喬原走過來,在段程望身旁坐下,然後對高朗說:“朗媽,你理他幹嘛,操心好自己就行了。”
高朗的目光在兩人之間打轉,真是奇了怪了,他深深懷疑自己是不是撞了什麼邪,怎麼和誰站在一起都有一種一百瓦電燈泡的感覺?
昨晚是陶心遠和南澤,現在又是喬原和段程望。
高朗拍著後腦勺想不通了。
恰好此時,廚房二人組的掌勺大廚也來到了客廳,稍稍緩解了高朗的格格不入。
吳明鐸笑著問:“今天大家都起很早啊。”
高朗點點頭,說:“在這兒與世隔絕,手機也沒有,網路也沒有,晚上睡得早,早上就精神好。”
吳明鐸點點頭,和氣地問:“今天想吃什麼?”
吳明鐸是七位嘉賓中年紀最大的,自從他來了之後,基本承擔了所有的做飯任務,這讓剩下的一群小輩有些坐立難安。
喬原和段程望幾乎是同時開口,兩人異口同聲地說:“我來幫忙吧。”
吳明鐸笑了一下,有免費勞力可以用,他自然沒有拒絕的道理。
吳明鐸說:“好啊。”
高朗也跑著回屋,邊跑邊喊:“吳sir,等我一下啊,我換個衣服就來幫忙。
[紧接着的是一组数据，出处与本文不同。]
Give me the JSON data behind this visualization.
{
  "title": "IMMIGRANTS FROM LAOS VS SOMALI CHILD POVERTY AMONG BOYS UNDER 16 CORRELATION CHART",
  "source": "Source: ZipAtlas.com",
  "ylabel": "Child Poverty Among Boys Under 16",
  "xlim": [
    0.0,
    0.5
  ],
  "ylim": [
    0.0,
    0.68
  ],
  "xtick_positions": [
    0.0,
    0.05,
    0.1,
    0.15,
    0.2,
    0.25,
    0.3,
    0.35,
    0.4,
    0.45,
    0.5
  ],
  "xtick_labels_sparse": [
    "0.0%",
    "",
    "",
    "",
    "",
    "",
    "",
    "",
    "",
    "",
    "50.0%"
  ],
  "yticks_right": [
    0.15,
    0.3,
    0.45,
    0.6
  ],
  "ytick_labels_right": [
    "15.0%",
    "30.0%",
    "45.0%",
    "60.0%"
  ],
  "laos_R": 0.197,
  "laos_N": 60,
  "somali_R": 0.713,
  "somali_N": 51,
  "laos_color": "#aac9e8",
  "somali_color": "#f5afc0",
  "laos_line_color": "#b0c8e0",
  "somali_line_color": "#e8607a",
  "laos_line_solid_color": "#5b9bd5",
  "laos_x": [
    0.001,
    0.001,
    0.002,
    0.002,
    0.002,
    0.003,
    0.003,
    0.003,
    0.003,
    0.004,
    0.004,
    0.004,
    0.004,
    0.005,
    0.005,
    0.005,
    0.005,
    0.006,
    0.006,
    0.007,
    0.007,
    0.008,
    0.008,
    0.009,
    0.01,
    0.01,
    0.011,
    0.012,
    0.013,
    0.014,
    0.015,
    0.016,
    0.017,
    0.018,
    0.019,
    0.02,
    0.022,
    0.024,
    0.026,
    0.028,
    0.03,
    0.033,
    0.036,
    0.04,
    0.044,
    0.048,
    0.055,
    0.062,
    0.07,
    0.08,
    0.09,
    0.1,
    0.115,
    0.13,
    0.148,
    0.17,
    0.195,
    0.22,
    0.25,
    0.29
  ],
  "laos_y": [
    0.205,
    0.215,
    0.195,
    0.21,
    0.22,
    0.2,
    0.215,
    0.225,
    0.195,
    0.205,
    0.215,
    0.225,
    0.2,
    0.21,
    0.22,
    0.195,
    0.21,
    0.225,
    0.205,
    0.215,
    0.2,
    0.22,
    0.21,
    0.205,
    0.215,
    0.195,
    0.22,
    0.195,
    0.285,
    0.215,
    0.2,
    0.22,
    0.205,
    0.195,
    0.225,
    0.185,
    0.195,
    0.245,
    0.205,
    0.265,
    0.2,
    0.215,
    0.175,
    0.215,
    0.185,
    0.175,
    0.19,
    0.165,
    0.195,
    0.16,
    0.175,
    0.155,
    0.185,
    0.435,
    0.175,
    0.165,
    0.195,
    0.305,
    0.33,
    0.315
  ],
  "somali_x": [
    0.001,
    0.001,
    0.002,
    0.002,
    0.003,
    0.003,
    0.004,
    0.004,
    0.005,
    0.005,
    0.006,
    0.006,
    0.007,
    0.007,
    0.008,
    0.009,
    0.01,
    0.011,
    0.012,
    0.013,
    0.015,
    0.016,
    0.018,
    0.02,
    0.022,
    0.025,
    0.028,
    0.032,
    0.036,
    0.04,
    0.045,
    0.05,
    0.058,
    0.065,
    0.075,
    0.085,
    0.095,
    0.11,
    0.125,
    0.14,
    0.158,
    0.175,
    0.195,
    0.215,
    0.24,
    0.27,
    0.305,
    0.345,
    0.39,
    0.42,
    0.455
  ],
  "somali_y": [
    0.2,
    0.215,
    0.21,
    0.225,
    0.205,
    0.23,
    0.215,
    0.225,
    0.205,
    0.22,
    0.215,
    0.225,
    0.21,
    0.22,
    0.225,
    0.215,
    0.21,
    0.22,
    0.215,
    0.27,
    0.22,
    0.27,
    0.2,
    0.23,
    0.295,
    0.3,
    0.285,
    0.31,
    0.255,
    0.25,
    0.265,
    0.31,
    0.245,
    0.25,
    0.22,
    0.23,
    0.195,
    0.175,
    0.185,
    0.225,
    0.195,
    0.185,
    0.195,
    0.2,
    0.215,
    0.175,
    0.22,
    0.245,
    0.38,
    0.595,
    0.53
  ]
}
”
今天早上比較反常的反而是伊代皓白,這小孩兒不似平時那般活潑,麗薩叼著自己的牽引繩,在他腳邊嗷嗷嗚嗚地又蹭又撒嬌,他依然沉浸在自己的思緒中,沒有給麗薩任何回應。
伊麗莎白的友情在這一刻變得岌岌可危。
麗薩被冷落得有些不開心了,又在他腳邊繞了一陣,便去沙發旁邊趴著了。
伊代皓白心事重重,自從段程望被意外淘汰之後,他就有種孤立無援的感覺。
遊戲進展到這一步,就如同已經拉滿了的一張弓,箭在弦上,伊代皓白根本沒有回頭路。
原先管風琴的區域一直都是段程望的專區,畢竟嘉賓們除了主修音樂的段程望以外,其他人也操縱不了這個大家夥。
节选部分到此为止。